Tout cela vient de s'authentifier à ce congrès et nous avons une fédération en capacité de faire: une organisation capable de mener les luttes fortes, à la hauteur de l'enjeu de classe dans le secteur privé, et face au patronat de l'UIMM et des grands groupes internationaux qui sévissent dans ce secteur.

Bien d'autres choses se sont dites à ce congrès, qui, rappelons-le, s'est préparé avec plus de 1000 débats et prés de 30000 syndiqués réunis en la circonstance.

J'ai apprécié le rapport introductif de Philippe Martinez secrétaire Général de la FTM CGT : un  rapport introductif qui permet de voir loin, et notons aussi le rapport d'activité voté par la quasi-totalité des délégués (es) présents à ce congrès: un signe révélateur de la confiance en la Fédération pour animer les luttes et les coordonner.

La proposition faite par Philippe d'une grande action sur les salaires , l'emploi, la retraite et les conditions de travail à la rentrée de septembre a été retenue par le congrès et il évident que cette action doit être préparée par de nombreuses luttes dans les entreprises de la métallurgie et c'est le cas actuellement.

Enfin, notons le débat avec la jeunesse, en présence de Bernard Thibault, un  grand moment du congrès où les jeunes se sont exprimés pour un syndicalisme de terrain et une       CGT de terrain balayant les situations syndicales installées, acquises et vivotantes.

Oui, incontestablement, la fameuse phrase de la CGT employée me semble t'il par Georges Séguy ( me rectifier si nécessaire) lors d'un congrès de la CGT - "envahissez-nous"- est entrain de devenir réalité dans la métallurgie.

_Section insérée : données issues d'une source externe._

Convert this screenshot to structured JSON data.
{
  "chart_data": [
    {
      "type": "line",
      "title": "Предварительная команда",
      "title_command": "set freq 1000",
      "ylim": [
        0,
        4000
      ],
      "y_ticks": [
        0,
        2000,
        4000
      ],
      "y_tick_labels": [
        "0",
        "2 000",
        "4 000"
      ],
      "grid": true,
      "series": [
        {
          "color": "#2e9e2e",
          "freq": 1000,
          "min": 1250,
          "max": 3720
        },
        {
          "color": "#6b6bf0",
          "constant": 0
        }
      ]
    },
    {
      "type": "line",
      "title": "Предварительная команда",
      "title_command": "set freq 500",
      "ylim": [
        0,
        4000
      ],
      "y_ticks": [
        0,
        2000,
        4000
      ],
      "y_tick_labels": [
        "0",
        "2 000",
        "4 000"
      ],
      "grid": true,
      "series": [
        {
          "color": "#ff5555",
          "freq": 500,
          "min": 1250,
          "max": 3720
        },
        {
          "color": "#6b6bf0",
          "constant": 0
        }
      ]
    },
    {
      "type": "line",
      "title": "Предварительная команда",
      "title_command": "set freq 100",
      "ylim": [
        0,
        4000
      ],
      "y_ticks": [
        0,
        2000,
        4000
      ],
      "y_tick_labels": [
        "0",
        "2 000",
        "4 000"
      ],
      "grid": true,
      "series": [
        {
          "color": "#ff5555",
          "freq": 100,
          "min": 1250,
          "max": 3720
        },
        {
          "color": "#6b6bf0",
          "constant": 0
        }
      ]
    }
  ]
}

Dernière chose et qui montre que dans les boites, le venin du Front national n'est pas prêt de prendre: les délégués ont dit ce qu'ils pensaient de la volonté d'intrusion de la fille à Le PEN dans les syndicats: un leurre, une opération politicienne, un atout pour le patronat pour diviser et opposer les travailleurs entre eux. Dans le congrès il ne faisait pas de doute que cette organisation n'avait qu'un but jeter le poison du racisme et de la xénophobie en stigmatisant des travailleurs du fait de leurs origines et de leurs croyances.

Pour un ancien comme moi, de voir ma fédération enfin se relever après une longue période difficile, me fait un immense plaisir.

Bravo les jeunes et bien sûr tous ceux qui veulent que ça bougent et bon vent à cette nouvelle direction fédérale élue et qui aura a porter les engagements pris à ce congrès prometteur.